A graduate student in astronomy from Vanderbilt University, Trey Mack, has developed a model that has the capability to estimate the effects of huge diet on the chemical composition of the star. To analyse this, he used a pair of twin stars that have their own planets.
"Trey has shown that we can actually model the chemical signature of a star in detail, element by element, and determine how that signature is changed by the ingestion of Earthlike planets. We can actually see the signature predicted by our model, in detail, element by element," said Keivan Stassun, Vanderbilt Professor of Astronomy, who supervised the study.

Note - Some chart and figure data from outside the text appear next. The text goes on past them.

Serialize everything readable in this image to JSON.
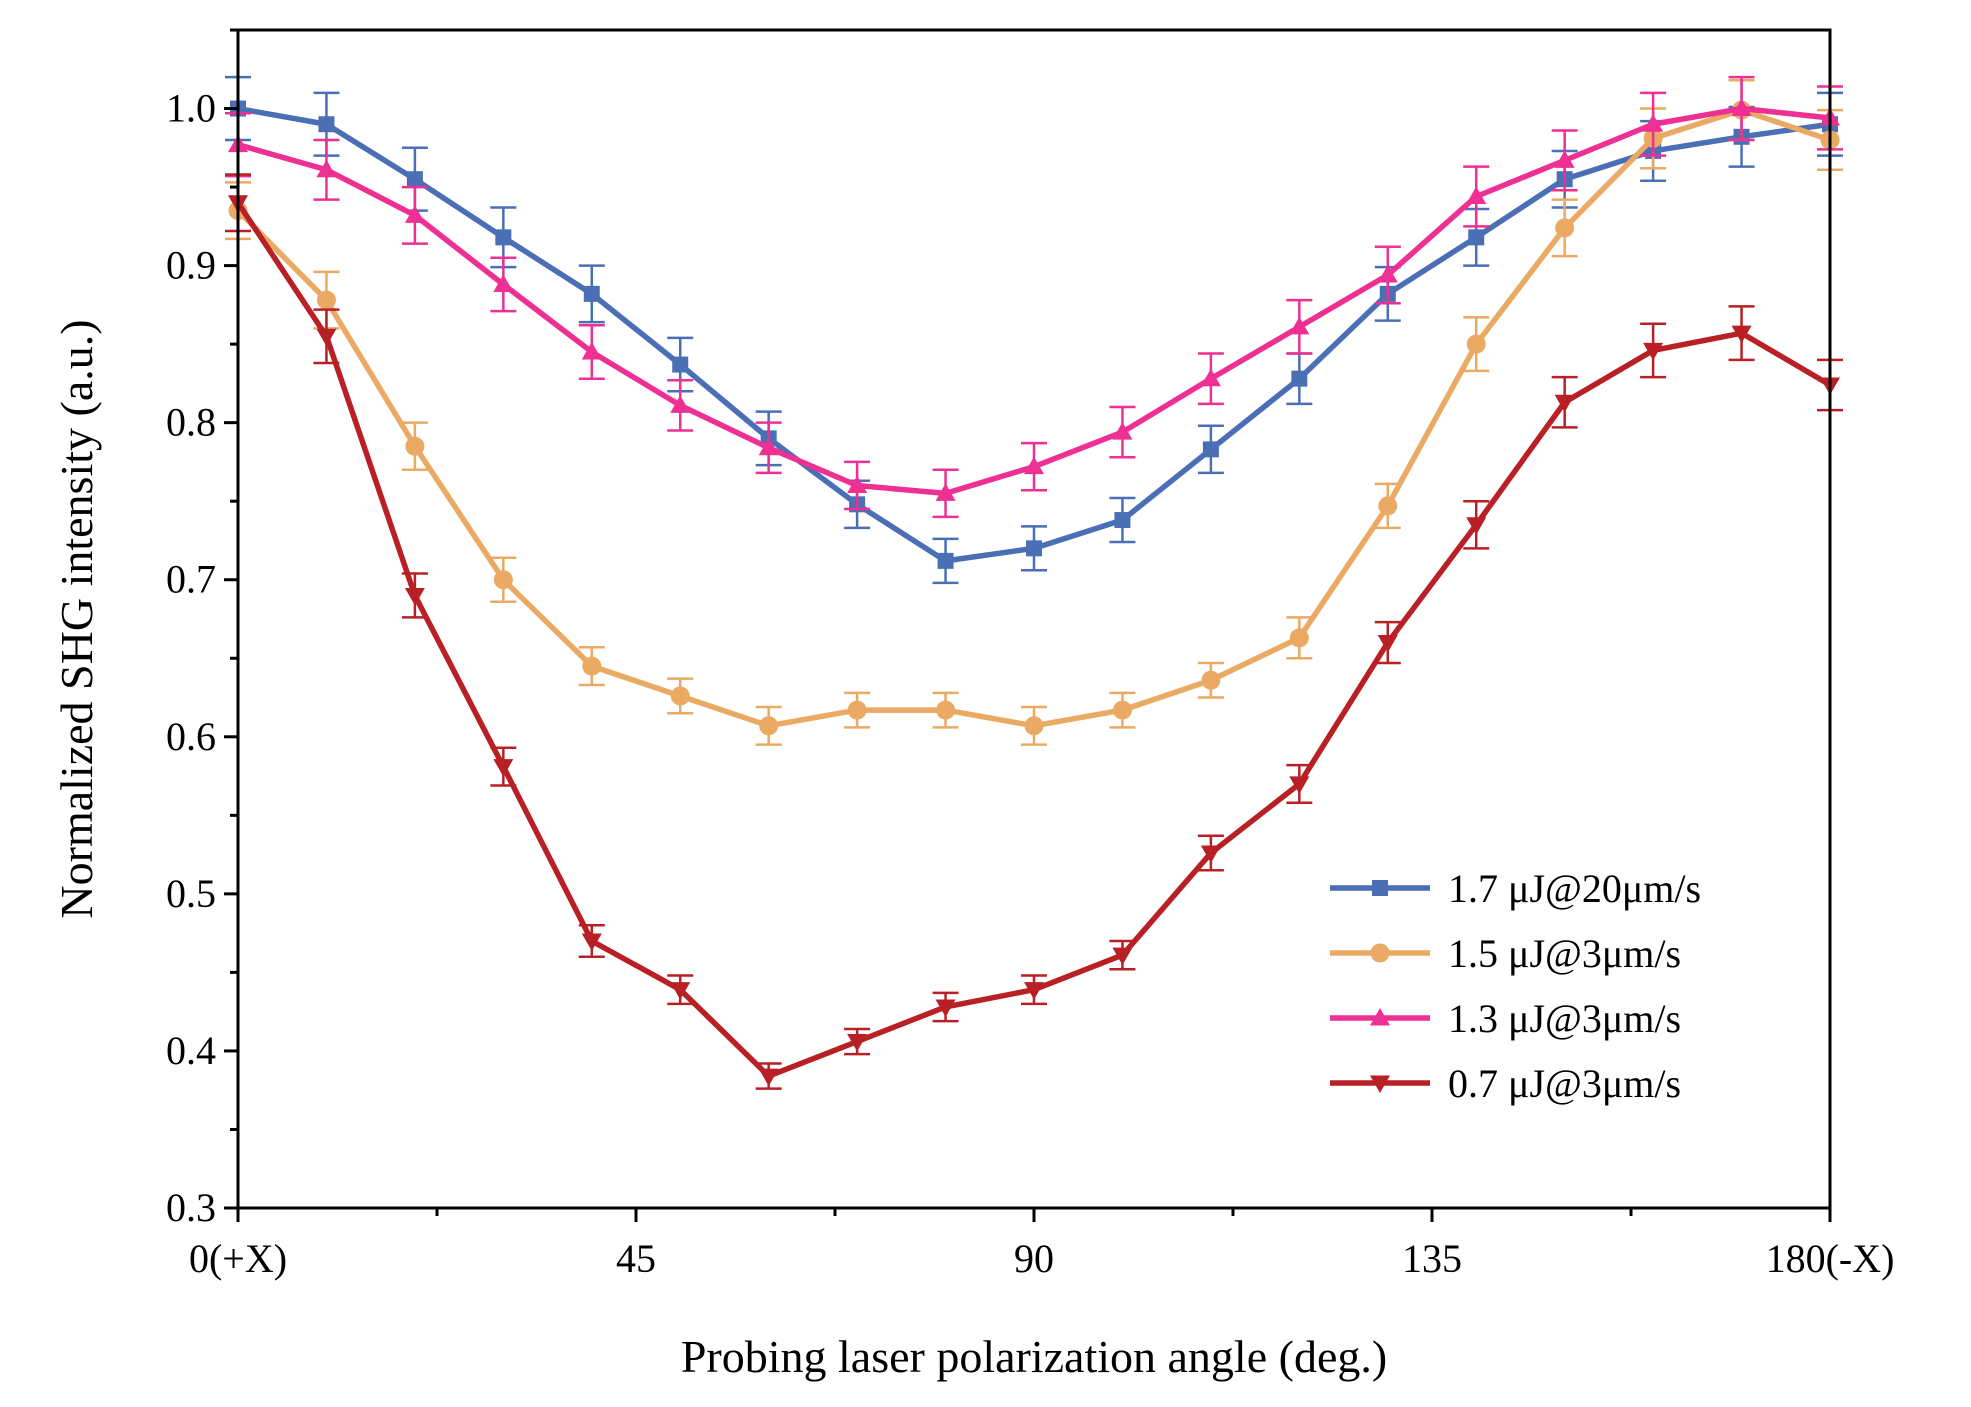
{
  "chart_data": {
    "type": "line",
    "title": "",
    "xlabel": "Probing laser polarization angle (deg.)",
    "ylabel": "Normalized SHG intensity (a.u.)",
    "xlim": [
      0,
      180
    ],
    "ylim": [
      0.3,
      1.05
    ],
    "x_ticks": [
      0,
      45,
      90,
      135,
      180
    ],
    "x_tick_labels": [
      "0(+X)",
      "45",
      "90",
      "135",
      "180(-X)"
    ],
    "y_ticks": [
      0.3,
      0.4,
      0.5,
      0.6,
      0.7,
      0.8,
      0.9,
      1.0
    ],
    "y_tick_labels": [
      "0.3",
      "0.4",
      "0.5",
      "0.6",
      "0.7",
      "0.8",
      "0.9",
      "1.0"
    ],
    "grid": false,
    "legend_position": "lower-right",
    "x": [
      0,
      10,
      20,
      30,
      40,
      50,
      60,
      70,
      80,
      90,
      100,
      110,
      120,
      130,
      140,
      150,
      160,
      170,
      180
    ],
    "series": [
      {
        "name": "1.7 μJ@20μm/s",
        "color": "#4a6fb5",
        "marker": "square",
        "values": [
          1.0,
          0.99,
          0.955,
          0.918,
          0.882,
          0.837,
          0.79,
          0.748,
          0.712,
          0.72,
          0.738,
          0.783,
          0.828,
          0.882,
          0.918,
          0.955,
          0.973,
          0.982,
          0.99
        ],
        "errors": [
          0.02,
          0.02,
          0.02,
          0.019,
          0.018,
          0.017,
          0.017,
          0.015,
          0.014,
          0.014,
          0.014,
          0.015,
          0.016,
          0.017,
          0.018,
          0.018,
          0.019,
          0.019,
          0.02
        ]
      },
      {
        "name": "1.5 μJ@3μm/s",
        "color": "#eaaa63",
        "marker": "circle",
        "values": [
          0.935,
          0.878,
          0.785,
          0.7,
          0.645,
          0.626,
          0.607,
          0.617,
          0.617,
          0.607,
          0.617,
          0.636,
          0.663,
          0.747,
          0.85,
          0.924,
          0.981,
          0.999,
          0.98
        ],
        "errors": [
          0.018,
          0.018,
          0.015,
          0.014,
          0.012,
          0.011,
          0.012,
          0.011,
          0.011,
          0.012,
          0.011,
          0.011,
          0.013,
          0.014,
          0.017,
          0.018,
          0.019,
          0.019,
          0.019
        ]
      },
      {
        "name": "1.3 μJ@3μm/s",
        "color": "#ee2f93",
        "marker": "triangle-up",
        "values": [
          0.977,
          0.961,
          0.932,
          0.888,
          0.845,
          0.811,
          0.784,
          0.76,
          0.755,
          0.772,
          0.794,
          0.828,
          0.861,
          0.894,
          0.944,
          0.967,
          0.99,
          1.0,
          0.994
        ],
        "errors": [
          0.02,
          0.019,
          0.018,
          0.017,
          0.017,
          0.016,
          0.016,
          0.015,
          0.015,
          0.015,
          0.016,
          0.016,
          0.017,
          0.018,
          0.019,
          0.019,
          0.02,
          0.02,
          0.02
        ]
      },
      {
        "name": "0.7 μJ@3μm/s",
        "color": "#b82025",
        "marker": "triangle-down",
        "values": [
          0.94,
          0.855,
          0.69,
          0.581,
          0.47,
          0.439,
          0.384,
          0.406,
          0.428,
          0.439,
          0.461,
          0.526,
          0.57,
          0.66,
          0.735,
          0.813,
          0.846,
          0.857,
          0.824
        ],
        "errors": [
          0.018,
          0.017,
          0.014,
          0.012,
          0.01,
          0.009,
          0.008,
          0.008,
          0.009,
          0.009,
          0.009,
          0.011,
          0.012,
          0.013,
          0.015,
          0.016,
          0.017,
          0.017,
          0.016
        ]
      }
    ]
  }
}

This ability will help astronomers' to understand the planet formation process, along with the current search for Earth-like planets, according to the astronomers.
Since long, astronomers have been detecting extrasolar planets in huge numbers. Since planets are proportionally richer in elements heavier than helium as compared to stars, absorbtion increases the metallicity of the stars and according to some theories, high metallicity stars are likely to have planets.
Mack chose stars, HD 20781 and 20782, unique in wide binary pair and both have planets in orbits. Both stars are of G-class like that of the sun. HD 20781 has two planets, the mass of which is similar to that of Neptune. One has a similar orbit like that of Mercury and the other much close than it. On the other hand, HD 20782 has a planet that is almost twice the Jupiter's mass.
"Imagine that the star originally formed rocky planets like Earth. Furthermore, imagine that it also formed gas giant planets like Jupiter. The rocky planets form in the region close to the star where it is hot and the gas giants form in the outer part of the planetary system where it is cold. However, once the gas giants are fully formed, they begin to migrate inward and, as they do, their gravity begins to pull and tug on the inner rocky planets. With the right amount of pulling and tugging, a gas giant can easily force a rocky planet to plunge into the star. If enough rocky planets fall into the star, they will stamp it with a particular chemical signature that we can detect," noted Mack.
However, Mack and Stassun are still uncertain if the star still hosts Earth-like planets. "When we find stars with similar chemical signatures, we will be able to conclude that their planetary systems must be very different from our own and that they most likely lack inner rocky planets," Mack explained.
The details of the study were published in the Astrophysical Journal.